Conclusion: The Behavioral Frame
To read any section of the Constitution without understanding the fragility that surrounded it is to misread the architecture that follows. The vesting of powers was not merely an act of design; it was an urgent bid to channel disorder, to stabilize faction, and to prevent collapse. The Constitution is a response to fear, a product of compromise, and a tool to manage the recurring drama of human frailty. 

But the work of governance is never settled. The tensions the Constitution sought to stabilize continue, not because the document failed, but because those tensions are the very substance of American political life. With these tensions unresolved—but acknowledged—we arrive at the foot of the constitutional pillars. In our next installment, we turn to Article I, Section 1 through 3—where the Constitution, after this long and fragile prelude, quietly begins its work by assigning power through words. 

1J.R. Pole, whose career as a British historian of the United States spanned more than fifty years, died in Oxford on January 30, 2010.  He was 87 years old.  From his magisterial Political Representation in England and the Origins of the America Republic, published in 1966, to his ambitious Contract and Consent: Representation and the Jury in Anglo-American Legal History which appeared a few weeks before his death, Pole explored with perseverance and perceptiveness the English roots in the growth of American law and politics.

Scholars for generations to come and Lyceum Circle of Leaders owe a great debt of gratitude to J.R. Pole for his annotated edition of The Federalist Papers which was published in 2005.  The plethora of allusions which Hamilton, Madison, and Jay—never loath to display their own erudition—make in their essays have been tracked down and explained by Pole, whether they refer to an Augustan poet, a pamphleteer in contemporary Pennsylvania, or the League of Cambrai formed against Venice in 1508.

2Herbert J. Storing (1928 – 1977), was an American political scientist with broad ranging interests who is best known for reviving the serious study of the American Founding. The constitutional theorist and American politics scholar Walter Berns called him “the most profound man I have encountered in the field of American studies.”

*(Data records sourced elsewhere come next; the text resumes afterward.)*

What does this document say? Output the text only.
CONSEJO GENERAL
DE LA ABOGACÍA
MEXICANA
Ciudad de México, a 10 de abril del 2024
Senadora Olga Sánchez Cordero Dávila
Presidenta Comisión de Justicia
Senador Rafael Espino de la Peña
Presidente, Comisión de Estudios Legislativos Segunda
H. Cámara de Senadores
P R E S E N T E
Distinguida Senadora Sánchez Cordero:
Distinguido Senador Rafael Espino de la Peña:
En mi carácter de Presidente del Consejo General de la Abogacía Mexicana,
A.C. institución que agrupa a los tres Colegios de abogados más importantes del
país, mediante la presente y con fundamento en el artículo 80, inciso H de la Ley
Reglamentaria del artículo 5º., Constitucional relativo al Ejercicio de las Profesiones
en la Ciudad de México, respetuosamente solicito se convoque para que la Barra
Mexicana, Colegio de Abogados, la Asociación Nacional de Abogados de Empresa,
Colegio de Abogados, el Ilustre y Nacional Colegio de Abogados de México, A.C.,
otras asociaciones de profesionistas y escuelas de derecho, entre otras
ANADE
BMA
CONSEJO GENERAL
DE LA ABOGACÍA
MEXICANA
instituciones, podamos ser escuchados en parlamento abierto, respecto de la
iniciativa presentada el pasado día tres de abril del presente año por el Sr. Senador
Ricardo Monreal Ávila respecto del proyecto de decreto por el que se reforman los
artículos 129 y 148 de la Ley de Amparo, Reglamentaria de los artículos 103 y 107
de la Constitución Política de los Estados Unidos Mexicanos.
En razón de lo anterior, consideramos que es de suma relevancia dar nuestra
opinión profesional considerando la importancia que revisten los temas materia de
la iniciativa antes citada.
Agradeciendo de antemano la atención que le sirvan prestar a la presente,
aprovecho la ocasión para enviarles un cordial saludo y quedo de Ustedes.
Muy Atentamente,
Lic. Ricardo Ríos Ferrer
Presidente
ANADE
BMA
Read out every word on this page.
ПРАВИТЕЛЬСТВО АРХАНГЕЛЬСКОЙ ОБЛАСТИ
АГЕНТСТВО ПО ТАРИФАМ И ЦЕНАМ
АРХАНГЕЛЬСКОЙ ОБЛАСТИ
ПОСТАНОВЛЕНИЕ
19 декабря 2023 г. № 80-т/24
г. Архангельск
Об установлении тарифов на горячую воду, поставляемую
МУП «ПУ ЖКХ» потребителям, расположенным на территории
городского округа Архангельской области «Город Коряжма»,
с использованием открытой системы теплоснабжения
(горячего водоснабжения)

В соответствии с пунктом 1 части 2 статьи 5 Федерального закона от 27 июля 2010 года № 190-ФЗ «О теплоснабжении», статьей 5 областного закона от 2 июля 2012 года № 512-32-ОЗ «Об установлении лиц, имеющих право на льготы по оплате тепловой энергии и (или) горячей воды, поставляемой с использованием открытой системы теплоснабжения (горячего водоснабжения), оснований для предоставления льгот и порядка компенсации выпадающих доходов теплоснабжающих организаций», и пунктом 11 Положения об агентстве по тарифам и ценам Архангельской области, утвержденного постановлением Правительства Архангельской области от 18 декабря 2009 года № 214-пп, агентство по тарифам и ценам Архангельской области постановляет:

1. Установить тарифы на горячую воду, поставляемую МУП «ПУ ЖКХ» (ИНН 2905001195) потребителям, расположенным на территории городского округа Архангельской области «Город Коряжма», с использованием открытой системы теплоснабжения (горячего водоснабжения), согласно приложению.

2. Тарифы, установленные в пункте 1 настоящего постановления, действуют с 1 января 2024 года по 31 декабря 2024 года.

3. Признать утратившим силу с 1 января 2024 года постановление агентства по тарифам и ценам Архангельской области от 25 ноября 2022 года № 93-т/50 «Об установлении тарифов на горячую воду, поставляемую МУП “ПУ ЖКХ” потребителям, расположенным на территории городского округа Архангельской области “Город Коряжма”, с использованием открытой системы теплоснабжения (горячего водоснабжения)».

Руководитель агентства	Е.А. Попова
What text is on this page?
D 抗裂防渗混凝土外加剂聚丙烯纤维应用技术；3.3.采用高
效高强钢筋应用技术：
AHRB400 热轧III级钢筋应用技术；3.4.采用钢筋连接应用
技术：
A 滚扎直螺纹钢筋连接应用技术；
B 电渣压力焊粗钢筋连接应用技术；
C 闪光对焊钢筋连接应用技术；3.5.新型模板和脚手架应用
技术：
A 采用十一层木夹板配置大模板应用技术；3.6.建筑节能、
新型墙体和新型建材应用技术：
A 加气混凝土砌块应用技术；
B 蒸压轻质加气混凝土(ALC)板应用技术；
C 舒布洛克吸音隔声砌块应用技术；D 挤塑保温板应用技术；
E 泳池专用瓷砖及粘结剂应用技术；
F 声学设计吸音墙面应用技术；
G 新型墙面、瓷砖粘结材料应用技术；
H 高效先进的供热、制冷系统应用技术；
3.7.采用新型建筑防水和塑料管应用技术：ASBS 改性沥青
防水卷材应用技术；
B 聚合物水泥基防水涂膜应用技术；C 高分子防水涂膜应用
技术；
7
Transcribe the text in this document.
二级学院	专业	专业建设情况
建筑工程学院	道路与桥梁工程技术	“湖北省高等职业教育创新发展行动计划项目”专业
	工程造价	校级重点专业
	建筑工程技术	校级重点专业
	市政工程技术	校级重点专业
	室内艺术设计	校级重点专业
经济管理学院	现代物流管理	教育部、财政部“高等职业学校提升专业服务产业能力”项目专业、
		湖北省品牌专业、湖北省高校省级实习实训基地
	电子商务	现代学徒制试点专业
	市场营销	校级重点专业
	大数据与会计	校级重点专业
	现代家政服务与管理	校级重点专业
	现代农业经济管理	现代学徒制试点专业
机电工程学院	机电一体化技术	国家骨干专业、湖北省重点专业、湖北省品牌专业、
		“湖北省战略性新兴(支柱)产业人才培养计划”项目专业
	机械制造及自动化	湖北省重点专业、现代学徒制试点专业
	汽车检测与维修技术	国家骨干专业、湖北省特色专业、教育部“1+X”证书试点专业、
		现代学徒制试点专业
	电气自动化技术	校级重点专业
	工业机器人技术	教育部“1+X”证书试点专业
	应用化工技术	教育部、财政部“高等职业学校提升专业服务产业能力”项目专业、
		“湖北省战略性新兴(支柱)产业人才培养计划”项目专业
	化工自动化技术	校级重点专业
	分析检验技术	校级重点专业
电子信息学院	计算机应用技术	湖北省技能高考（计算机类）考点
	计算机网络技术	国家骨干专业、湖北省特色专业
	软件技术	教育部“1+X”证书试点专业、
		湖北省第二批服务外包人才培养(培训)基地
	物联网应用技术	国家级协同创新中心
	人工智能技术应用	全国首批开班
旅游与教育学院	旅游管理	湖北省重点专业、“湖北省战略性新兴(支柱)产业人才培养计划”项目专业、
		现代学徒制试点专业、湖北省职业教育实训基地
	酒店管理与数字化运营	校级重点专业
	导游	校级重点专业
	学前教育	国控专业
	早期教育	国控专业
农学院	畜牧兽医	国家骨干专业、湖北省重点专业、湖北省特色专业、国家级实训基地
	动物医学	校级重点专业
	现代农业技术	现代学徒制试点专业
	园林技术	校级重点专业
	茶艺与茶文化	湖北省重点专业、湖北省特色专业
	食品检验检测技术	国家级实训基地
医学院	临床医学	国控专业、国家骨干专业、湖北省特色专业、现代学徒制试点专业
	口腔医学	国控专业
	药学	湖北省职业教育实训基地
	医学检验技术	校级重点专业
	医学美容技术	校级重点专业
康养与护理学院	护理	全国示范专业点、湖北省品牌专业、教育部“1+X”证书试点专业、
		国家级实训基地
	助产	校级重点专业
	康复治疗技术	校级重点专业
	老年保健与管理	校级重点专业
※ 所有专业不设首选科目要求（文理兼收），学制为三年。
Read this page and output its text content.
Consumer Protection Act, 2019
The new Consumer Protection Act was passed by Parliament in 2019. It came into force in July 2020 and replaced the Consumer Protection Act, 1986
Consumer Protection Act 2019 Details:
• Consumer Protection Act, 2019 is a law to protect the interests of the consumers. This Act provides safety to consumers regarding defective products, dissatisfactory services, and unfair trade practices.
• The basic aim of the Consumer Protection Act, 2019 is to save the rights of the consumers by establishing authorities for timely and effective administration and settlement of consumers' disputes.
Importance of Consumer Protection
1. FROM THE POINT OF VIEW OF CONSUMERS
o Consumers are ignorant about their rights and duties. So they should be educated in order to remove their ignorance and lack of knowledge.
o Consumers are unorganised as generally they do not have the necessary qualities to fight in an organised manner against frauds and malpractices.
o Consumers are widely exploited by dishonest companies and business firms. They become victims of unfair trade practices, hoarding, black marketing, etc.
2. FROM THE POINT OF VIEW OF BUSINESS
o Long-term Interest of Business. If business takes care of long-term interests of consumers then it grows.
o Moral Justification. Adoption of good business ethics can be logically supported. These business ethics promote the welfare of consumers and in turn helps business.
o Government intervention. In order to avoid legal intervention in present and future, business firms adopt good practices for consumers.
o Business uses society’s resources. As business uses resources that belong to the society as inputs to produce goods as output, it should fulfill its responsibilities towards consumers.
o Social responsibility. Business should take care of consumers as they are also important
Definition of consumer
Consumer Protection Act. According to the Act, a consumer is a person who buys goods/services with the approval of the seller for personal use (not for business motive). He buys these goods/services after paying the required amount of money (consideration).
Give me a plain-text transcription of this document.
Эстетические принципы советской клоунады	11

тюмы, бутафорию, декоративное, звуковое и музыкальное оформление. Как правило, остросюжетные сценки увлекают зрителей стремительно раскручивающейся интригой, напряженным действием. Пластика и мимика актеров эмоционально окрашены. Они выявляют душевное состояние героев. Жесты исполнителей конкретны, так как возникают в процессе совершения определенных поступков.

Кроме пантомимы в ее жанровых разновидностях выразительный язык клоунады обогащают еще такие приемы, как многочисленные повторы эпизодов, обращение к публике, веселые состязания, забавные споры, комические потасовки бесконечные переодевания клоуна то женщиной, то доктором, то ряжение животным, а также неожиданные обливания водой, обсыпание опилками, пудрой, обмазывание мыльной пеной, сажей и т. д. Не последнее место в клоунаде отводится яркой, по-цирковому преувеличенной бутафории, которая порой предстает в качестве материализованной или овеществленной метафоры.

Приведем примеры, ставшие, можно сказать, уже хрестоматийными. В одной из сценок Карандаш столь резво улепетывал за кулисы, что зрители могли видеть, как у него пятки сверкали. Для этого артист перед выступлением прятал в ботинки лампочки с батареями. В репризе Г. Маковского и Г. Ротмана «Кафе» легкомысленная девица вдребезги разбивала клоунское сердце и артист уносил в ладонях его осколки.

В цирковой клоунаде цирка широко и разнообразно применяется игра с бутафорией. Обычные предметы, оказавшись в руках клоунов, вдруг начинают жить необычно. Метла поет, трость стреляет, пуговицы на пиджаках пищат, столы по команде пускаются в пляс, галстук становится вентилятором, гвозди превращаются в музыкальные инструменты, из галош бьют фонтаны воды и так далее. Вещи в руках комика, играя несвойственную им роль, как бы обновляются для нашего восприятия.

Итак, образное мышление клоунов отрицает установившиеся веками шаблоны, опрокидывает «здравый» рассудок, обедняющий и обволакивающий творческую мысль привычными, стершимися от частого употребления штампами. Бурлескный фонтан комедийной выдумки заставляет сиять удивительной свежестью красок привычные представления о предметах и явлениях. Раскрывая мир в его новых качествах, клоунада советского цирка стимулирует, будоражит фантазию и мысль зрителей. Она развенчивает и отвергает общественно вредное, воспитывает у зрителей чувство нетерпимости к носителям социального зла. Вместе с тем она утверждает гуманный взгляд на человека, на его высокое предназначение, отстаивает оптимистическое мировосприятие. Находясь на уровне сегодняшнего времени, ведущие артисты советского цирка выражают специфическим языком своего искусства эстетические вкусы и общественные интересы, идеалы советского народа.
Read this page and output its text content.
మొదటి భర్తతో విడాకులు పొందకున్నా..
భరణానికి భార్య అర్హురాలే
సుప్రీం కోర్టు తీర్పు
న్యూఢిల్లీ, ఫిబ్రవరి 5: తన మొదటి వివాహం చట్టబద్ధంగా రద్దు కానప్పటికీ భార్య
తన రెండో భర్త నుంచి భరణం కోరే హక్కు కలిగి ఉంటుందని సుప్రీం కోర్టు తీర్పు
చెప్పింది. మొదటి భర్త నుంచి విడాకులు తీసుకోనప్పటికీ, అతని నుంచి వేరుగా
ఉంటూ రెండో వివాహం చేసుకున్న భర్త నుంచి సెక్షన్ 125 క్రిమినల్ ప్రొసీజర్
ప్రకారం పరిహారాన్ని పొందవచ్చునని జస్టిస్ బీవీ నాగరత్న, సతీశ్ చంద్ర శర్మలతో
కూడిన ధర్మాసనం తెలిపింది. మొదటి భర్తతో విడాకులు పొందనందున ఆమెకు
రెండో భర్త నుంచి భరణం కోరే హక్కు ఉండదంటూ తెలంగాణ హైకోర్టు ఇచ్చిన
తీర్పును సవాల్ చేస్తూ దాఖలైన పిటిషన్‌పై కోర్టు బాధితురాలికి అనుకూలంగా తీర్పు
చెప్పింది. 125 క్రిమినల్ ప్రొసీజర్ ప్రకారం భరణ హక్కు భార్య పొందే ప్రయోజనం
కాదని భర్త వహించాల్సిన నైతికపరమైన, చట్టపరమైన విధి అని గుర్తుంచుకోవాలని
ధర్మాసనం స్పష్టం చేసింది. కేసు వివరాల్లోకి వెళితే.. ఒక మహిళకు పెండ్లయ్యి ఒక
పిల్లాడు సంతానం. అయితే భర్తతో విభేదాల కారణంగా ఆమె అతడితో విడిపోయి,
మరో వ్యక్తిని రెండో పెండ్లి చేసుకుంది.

A master of political theory, Storing died at the age of 49, right after delivering the manuscript of ”The Complete Anti-Federalist” to the publisher. Devoted friends saw the set through the press and composed the index volume. We are richer for their assistance in making this monumental work of exacting scholarship a legacy to Storing’s memory. He endowed all of us by his indefatigable research, lucid and provocative writing and unsurpassed editing.